The Evolution of Triple-Negative Breast Cancer: From Biology to Novel Therapeutics.

Triple-negative breast cancer (TNBC) is clinically defined as lacking expression of the estrogen receptor (ER), progesterone receptor (ER), and HER2. Historically, TNBC has been characterized by an aggressive natural history and worse disease-specific outcomes compared with other breast cancer subtypes. The advent of next-generation sequencing (NGS) has allowed for the dissection of TNBC into molecular subtypes (i.e., basal-like, claudin-low). Within TNBC, several subtypes have emerged as "immune-activated," consistently illustrating better disease outcome.

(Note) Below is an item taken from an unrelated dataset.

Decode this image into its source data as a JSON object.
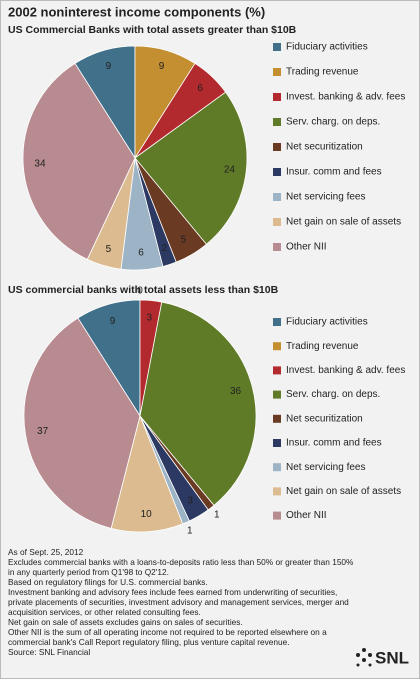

In addition, NGS has revealed a host of molecular features characteristic of TNBC, including high rates of TP53 mutations, PI3K and MEK pathway activation, and genetic similarities to serous ovarian cancers, including inactivation of the BRCA pathway. Identified genetic vulnerabilities of TNBC have led to promising therapeutic approaches, including DNA-damaging agents (i.e., platinum salts and PARP inhibitors), as well as immunotherapy. Platinum salts are routinely incorporated into the treatment of metastatic TNBC; however, best outcomes are observed among those with deficiencies in the BRCA pathway. Although the incorporation of platinum in the neoadjuvant care of patients with TNBC yields higher pathologic complete response (pCR) rates, the impact on longer-term outcome is less clear. The presence of immune infiltrate in TNBC has shown both a predictive and prognostic role. Checkpoint inhibitors, including PD-1 and PD-L1 inhibitors, are under investigation in the setting of metastatic TNBC and have shown responses in initial clinical trials. Finally, matching emerging therapeutic strategies to optimal subtype of TNBC is of utmost importance as we design future research strategies to improve patient outcome.